A Dutch-British team of researchers achieved impressive results with MRI neurofeedback treatment for patients with Parkinson’s disease.17 The patients’ motor function increased by 37 per cent after just two sessions, based on the Unified Parkinson’s Disease Rating Scale, the international tool for measuring the stage of the disease. However, it remains to be seen whether this result can be transferred from the lab to everyday life. Nonetheless, the results are encouraging because they were achieved in only two sessions, which appears to indicate that the plastic powers of the brain can be activated relatively quickly. Furthermore, during this study, the blood supply increased not only to the target areas of the brain, but also to other regions that play a key role in initiating and controlling movement, including the subthalamus and the globus pallidus, which, in evolutionary terms, is part of the midbrain.

This once again shows that the individual areas of the brain can never be considered in isolation. When one weakens, others come to its assistance; and training one region necessarily means training others along with it. There are no lone wolves inside our skull, just team players all pulling together — unless they are being manipulated from outside. Unfortunately, this is precisely the strategy pursued by a psychiatric and neurological system dominated by the pharmaceutical industry.

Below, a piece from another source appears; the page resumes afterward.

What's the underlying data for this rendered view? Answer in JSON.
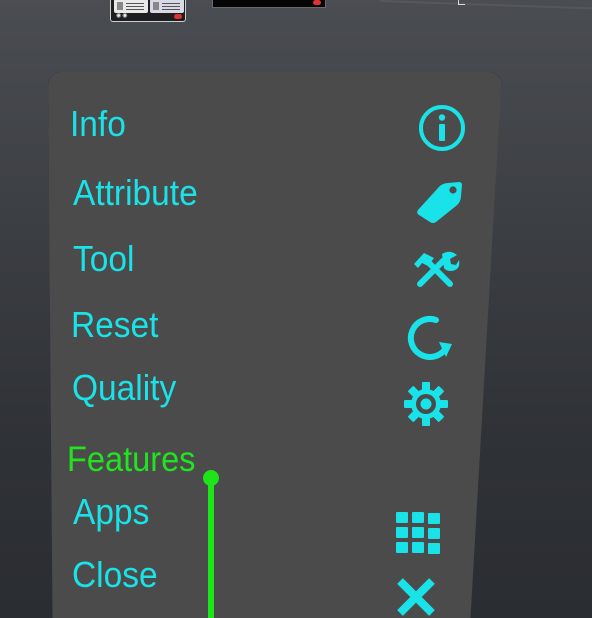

Instead of pursuing that path, more funding must be approved and programs must be introduced to investigate scientifically the possibilities offered by neurofeedback for the containment of Parkinson’s disease and dementia. Lobbying by pharmaceutical companies cannot be a basis for this, since, understandably, they have no interest in brain-training methods. So the patients themselves, as well as their families and advocates, must demand that such funding be provided. This has been far too rare an occurrence in the past. Patients and their families are rarely given information about neurofeedback because doctors generally do not believe that a physical disease can be controlled in this way.